Descoberta de Garrincha
(Nelson Rodrigues - 1912/1980)
E eis que, pela primeira vez,
um “seu” Manuel é o meu personagem da semana. Com esse nome cordial e alegre de
anedota, ele tomou conta da cidade, do Brasil e, mais do que isso, da Europa.
Creiam, amigos: o jogo Brasil x Rússia* acabou nos três minutos iniciais.
Insisto: nos primeiros três minutos da batalha, já o “seu” Manuel, já o
Garrincha, tinha derrotado a colossal Rússia, com a Sibéria e tudo o mais. E
notem: bastava ao Brasil um empate. Mas o meu personagem não acredita em empate
e se disparou pelo campo adversário, como um tiro. Foi driblando um, driblando
outro e consta inclusive que, na sua penetração fantástica, driblou até as barbas
de Rasputin.
Amigos: a desintegração da
defesa russa começou exatamente na primeira vez em que Garrincha tocou na bola.
Eu imagino o espanto imenso dos russos diante desse garoto de pernas tortas,
que vinha subverter todas as concepções do futebol europeu. Como marcar o
imarcável? Como apalpar o impalpável? Na sua indignação impotente, o adversário
olhava Garrincha, as pernas tortas de Garrincha e concluía: — “Isso não
existe!”. E eu, como os russos, já me inclino a acreditar que, de fato, domingo
Garrincha não existiu. Foi para o público internacional uma experiência
inédita. Realmente, jamais se viu, num jogo de tamanha responsabilidade, um
time, ou melhor, um jogador começar a partida com um baile. Repito: — baile,
sim, baile! E o que dramatiza o fato é que foi baile não contra um
perna-de-pau, mas contra o time poderosíssimo da Rússia.
Só um Garrincha poderia fazer
isso. Porque Garrincha não acredita em ninguém e só acredita em si mesmo. Se
tivesse jogado contra a Inglaterra, ele não teria dado a menor pelota para a
rainha Vitória, o lord Nelson e a tradição naval do adversário. Absolutamente.
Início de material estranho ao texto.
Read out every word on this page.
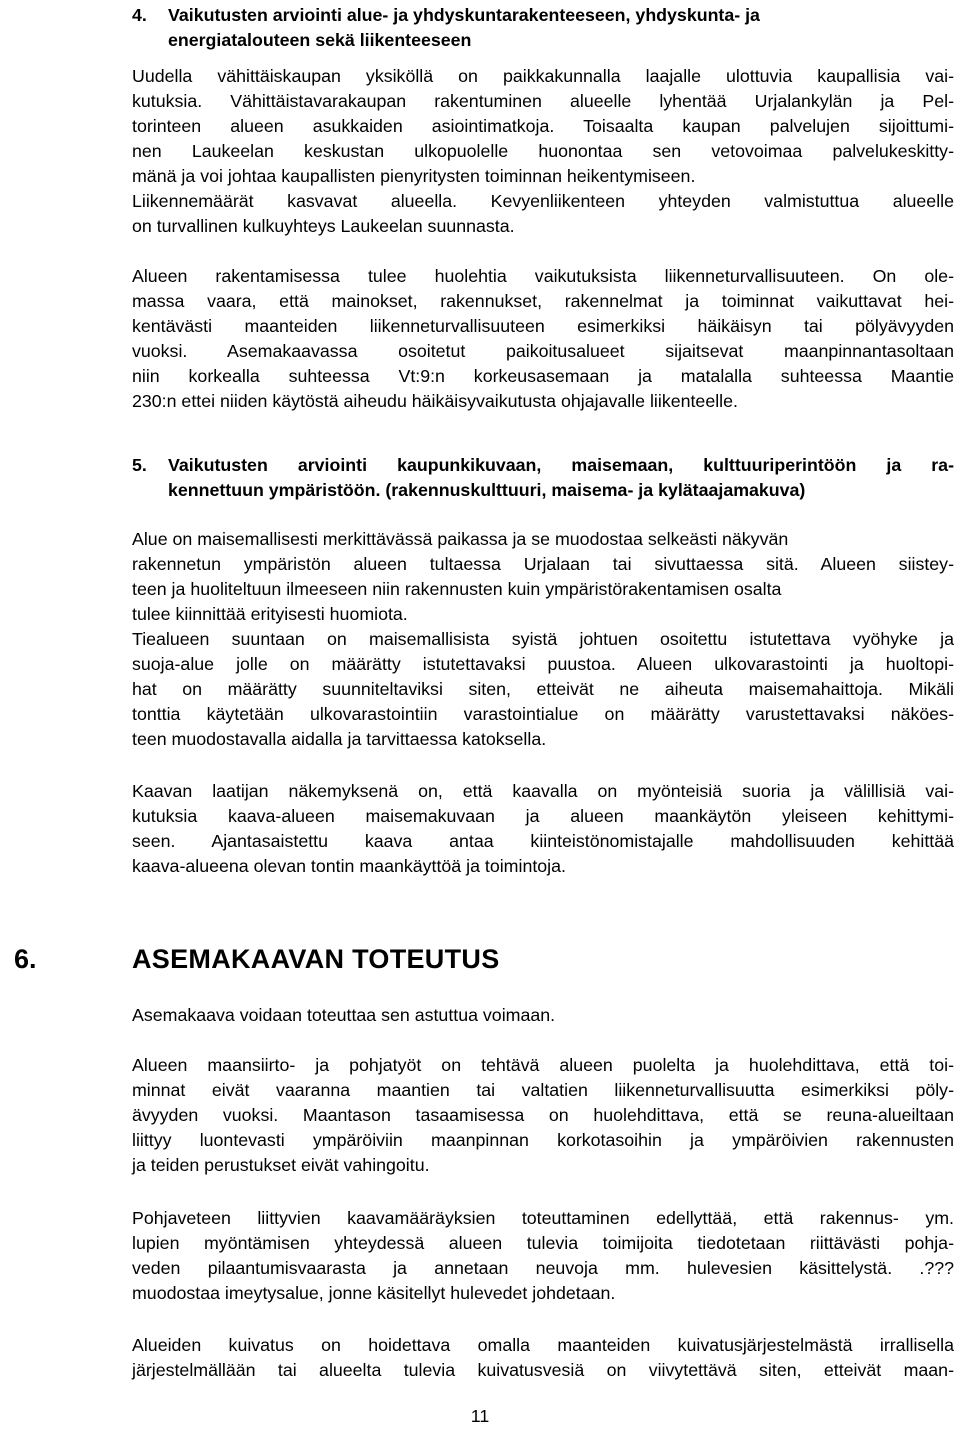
4. Vaikutusten arviointi alue- ja yhdyskuntarakenteeseen, yhdyskunta- ja
energiatalouteen sekä liikenteeseen
Uudella vähittäiskaupan yksiköllä on paikkakunnalla laajalle ulottuvia kaupallisia vai-
kutuksia. Vähittäistavarakaupan rakentuminen alueelle lyhentää Urjalankylän ja Pel-
torinteen alueen asukkaiden asiointimatkoja. Toisaalta kaupan palvelujen sijoittumi-
nen Laukeelan keskustan ulkopuolelle huonontaa sen vetovoimaa palvelukeskitty-
mänä ja voi johtaa kaupallisten pienyritysten toiminnan heikentymiseen.
Liikennemäärät kasvavat alueella. Kevyenliikenteen yhteyden valmistuttua alueelle
on turvallinen kulkuyhteys Laukeelan suunnasta.
Alueen rakentamisessa tulee huolehtia vaikutuksista liikenneturvallisuuteen. On ole-
massa vaara, että mainokset, rakennukset, rakennelmat ja toiminnat vaikuttavat hei-
kentävästi maanteiden liikenneturvallisuuteen esimerkiksi häikäisyn tai pölyävyyden
vuoksi. Asemakaavassa osoitetut paikoitusalueet sijaitsevat maanpinnantasoltaan
niin korkealla suhteessa Vt:9:n korkeusasemaan ja matalalla suhteessa Maantie
230:n ettei niiden käytöstä aiheudu häikäisyvaikutusta ohjajavalle liikenteelle.
5. Vaikutusten arviointi kaupunkikuvaan, maisemaan, kulttuuriperintöön ja ra-
kennettuun ympäristöön. (rakennuskulttuuri, maisema- ja kylätaajamakuva)
Alue on maisemallisesti merkittävässä paikassa ja se muodostaa selkeästi näkyvän
rakennetun ympäristön alueen tultaessa Urjalaan tai sivuttaessa sitä. Alueen siistey-
teen ja huoliteltuun ilmeeseen niin rakennusten kuin ympäristörakentamisen osalta
tulee kiinnittää erityisesti huomiota.
Tiealueen suuntaan on maisemallisista syistä johtuen osoitettu istutettava vyöhyke ja
suoja-alue jolle on määrätty istutettavaksi puustoa. Alueen ulkovarastointi ja huoltopi-
hat on määrätty suunniteltaviksi siten, etteivät ne aiheuta maisemahaittoja. Mikäli
tonttia käytetään ulkovarastointiin varastointialue on määrätty varustettavaksi näköes-
teen muodostavalla aidalla ja tarvittaessa katoksella.
Kaavan laatijan näkemyksenä on, että kaavalla on myönteisiä suoria ja välillisiä vai-
kutuksia kaava-alueen maisemakuvaan ja alueen maankäytön yleiseen kehittymi-
seen. Ajantasaistettu kaava antaa kiinteistönomistajalle mahdollisuuden kehittää
kaava-alueena olevan tontin maankäyttöä ja toimintoja.
6.	ASEMAKAAVAN TOTEUTUS
Asemakaava voidaan toteuttaa sen astuttua voimaan.
Alueen maansiirto- ja pohjatyöt on tehtävä alueen puolelta ja huolehdittava, että toi-
minnat eivät vaaranna maantien tai valtatien liikenneturvallisuutta esimerkiksi pöly-
ävyyden vuoksi. Maantason tasaamisessa on huolehdittava, että se reuna-alueiltaan
liittyy luontevasti ympäröiviin maanpinnan korkotasoihin ja ympäröivien rakennusten
ja teiden perustukset eivät vahingoitu.
Pohjaveteen liittyvien kaavamääräyksien toteuttaminen edellyttää, että rakennus- ym.
lupien myöntämisen yhteydessä alueen tulevia toimijoita tiedotetaan riittävästi pohja-
veden pilaantumisvaarasta ja annetaan neuvoja mm. hulevesien käsittelystä. .???
muodostaa imeytysalue, jonne käsitellyt hulevedet johdetaan.
Alueiden kuivatus on hoidettava omalla maanteiden kuivatusjärjestelmästä irrallisella
järjestelmällään tai alueelta tulevia kuivatusvesiä on viivytettävä siten, etteivät maan-
11
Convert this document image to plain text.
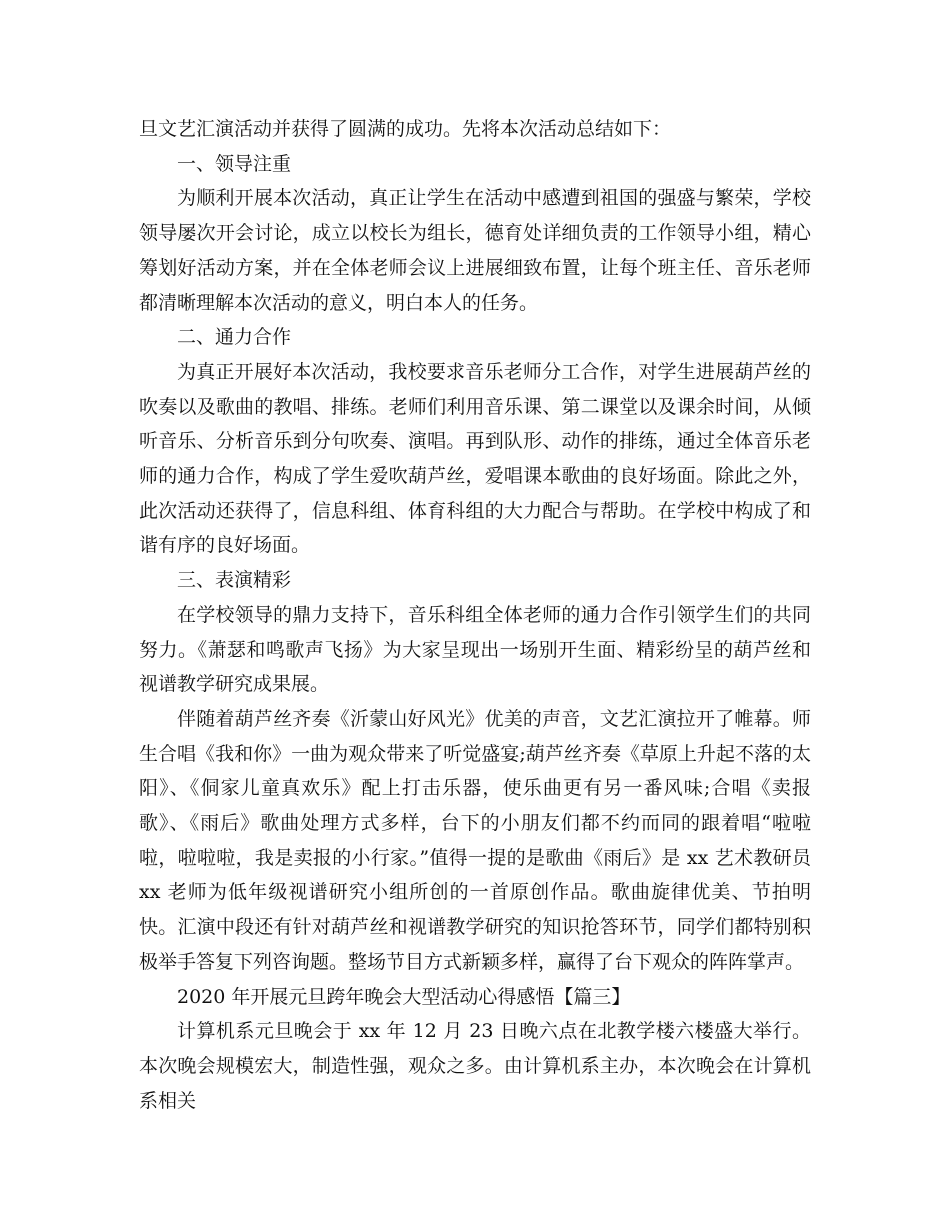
旦文艺汇演活动并获得了圆满的成功。先将本次活动总结如下：

一、领导注重

为顺利开展本次活动，真正让学生在活动中感遭到祖国的强盛与繁荣，学校领导屡次开会讨论，成立以校长为组长，德育处详细负责的工作领导小组，精心筹划好活动方案，并在全体老师会议上进展细致布置，让每个班主任、音乐老师都清晰理解本次活动的意义，明白本人的任务。

二、通力合作

为真正开展好本次活动，我校要求音乐老师分工合作，对学生进展葫芦丝的吹奏以及歌曲的教唱、排练。老师们利用音乐课、第二课堂以及课余时间，从倾听音乐、分析音乐到分句吹奏、演唱。再到队形、动作的排练，通过全体音乐老师的通力合作，构成了学生爱吹葫芦丝，爱唱课本歌曲的良好场面。除此之外，此次活动还获得了，信息科组、体育科组的大力配合与帮助。在学校中构成了和谐有序的良好场面。

三、表演精彩

在学校领导的鼎力支持下，音乐科组全体老师的通力合作引领学生们的共同努力。《萧瑟和鸣歌声飞扬》为大家呈现出一场别开生面、精彩纷呈的葫芦丝和视谱教学研究成果展。

伴随着葫芦丝齐奏《沂蒙山好风光》优美的声音，文艺汇演拉开了帷幕。师生合唱《我和你》一曲为观众带来了听觉盛宴;葫芦丝齐奏《草原上升起不落的太阳》、《侗家儿童真欢乐》配上打击乐器，使乐曲更有另一番风味;合唱《卖报歌》、《雨后》歌曲处理方式多样，台下的小朋友们都不约而同的跟着唱“啦啦啦，啦啦啦，我是卖报的小行家。”值得一提的是歌曲《雨后》是 xx 艺术教研员 xx 老师为低年级视谱研究小组所创的一首原创作品。歌曲旋律优美、节拍明快。汇演中段还有针对葫芦丝和视谱教学研究的知识抢答环节，同学们都特别积极举手答复下列咨询题。整场节目方式新颖多样，赢得了台下观众的阵阵掌声。

2020 年开展元旦跨年晚会大型活动心得感悟【篇三】

计算机系元旦晚会于 xx 年 12 月 23 日晚六点在北教学楼六楼盛大举行。本次晚会规模宏大，制造性强，观众之多。由计算机系主办，本次晚会在计算机系相关
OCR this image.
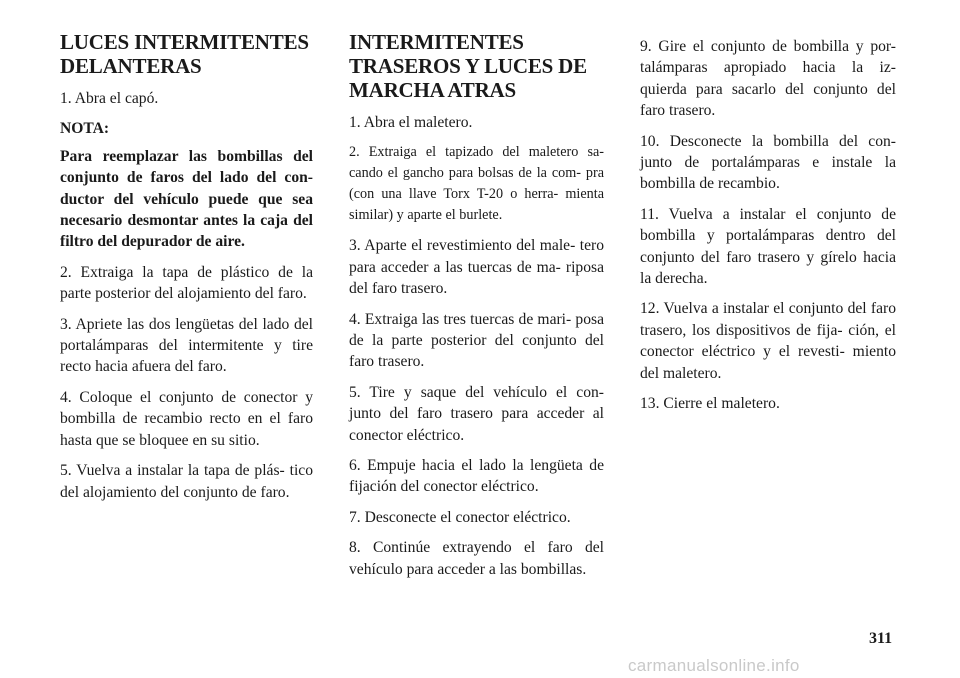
LUCES INTERMITENTES DELANTERAS

1. Abra el capó.

NOTA:

Para reemplazar las bombillas del conjunto de faros del lado del con- ductor del vehículo puede que sea necesario desmontar antes la caja del filtro del depurador de aire.

2. Extraiga la tapa de plástico de la parte posterior del alojamiento del faro.

3. Apriete las dos lengüetas del lado del portalámparas del intermitente y tire recto hacia afuera del faro.

4. Coloque el conjunto de conector y bombilla de recambio recto en el faro hasta que se bloquee en su sitio.

5. Vuelva a instalar la tapa de plás- tico del alojamiento del conjunto de faro.

INTERMITENTES TRASEROS Y LUCES DE MARCHA ATRAS

1. Abra el maletero.

2. Extraiga el tapizado del maletero sa- cando el gancho para bolsas de la com- pra (con una llave Torx T-20 o herra- mienta similar) y aparte el burlete.

3. Aparte el revestimiento del male- tero para acceder a las tuercas de ma- riposa del faro trasero.

4. Extraiga las tres tuercas de mari- posa de la parte posterior del conjunto del faro trasero.

5. Tire y saque del vehículo el con- junto del faro trasero para acceder al conector eléctrico.

6. Empuje hacia el lado la lengüeta de fijación del conector eléctrico.

7. Desconecte el conector eléctrico.

8. Continúe extrayendo el faro del vehículo para acceder a las bombillas.

9. Gire el conjunto de bombilla y por- talámparas apropiado hacia la iz- quierda para sacarlo del conjunto del faro trasero.

10. Desconecte la bombilla del con- junto de portalámparas e instale la bombilla de recambio.

11. Vuelva a instalar el conjunto de bombilla y portalámparas dentro del conjunto del faro trasero y gírelo hacia la derecha.

12. Vuelva a instalar el conjunto del faro trasero, los dispositivos de fija- ción, el conector eléctrico y el revesti- miento del maletero.

13. Cierre el maletero.

311
carmanualsonline.info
Para ele, Pau Grande, que é a terra onde nasceu, vale mais do que toda a
Comunidade Britânica. Com esse estado de alma, plantou-se na sua ponta para
enfrentar os russos. Os outros brasileiros poderiam tremer. Ele não e jamais.
Perante a plateia internacional, era quase um menino. Tinha essa humilhante
sanidade mental do garoto que caça cambaxirra com espingarda de chumbo e que,
em Pau Grande, na sua cordialidade indiscriminada, cumprimenta até cachorro.
Antes de começar o jogo, o seu marcador havia de olhá-lo e comentar para si
mesmo, em russo: “Esse não dá pra saída!”. E, com dois minutos e meio, tínhamos
enfiado na Rússia duas bolas na trave e um gol. Aqui, em toda a extensão do
território nacional, começávamos a desconfiar que é bom, que é gostoso ser
brasileiro.
Está claro que não estou
subestimando o peito dos outros jogadores brasileiros. Deus me livre. Por
exemplo: cada gol de Vavá era um hino nacional. Na defesa, Bellini chutava até
a bola. E quando, no segundo tempo, Garrincha resolveu caprichar no baile, foi
um carnaval sublime. A coisa virou show de Grande Otelo. E tem razão um amigo
que, ouvindo o rádio, ao meu lado, sopra-me: “Isso que o Garrincha está fazendo
é pior do que xingar a mãe!”. Calculo que, a essa altura, as cinzas do czar
haviam de estar humilhadíssimas. O marcador do “seu” Manuel já não era um: eram
três. E, então, começou a se ouvir, aqui no Brasil, na praça da Bandeira, a
gargalhada cósmica, tremenda, do público sueco. Cada vez que Garrincha passava
por um, o público vinha abaixo. Mas não creiam que ele fizesse isso por mal. De
modo algum. Garrincha estava ali com a mesma boa-fé inefável com que, em Pau
Grande, vai chumbando as cambaxirras, os pardais. Via nos russos a inocência
dos passarinhos. Sim: os adversários eram outros tantos passarinhos,
desterrados de Pau Grande.
Calculo que, lá pelas tantas,
os russos, na sua raiva obtusa e inofensiva, haviam de imaginar que o único
meio de destruir Garrincha era caçá-lo a pauladas. De fato, domingo, só a
pauladas e talvez nem isso, amigos, talvez nem assim.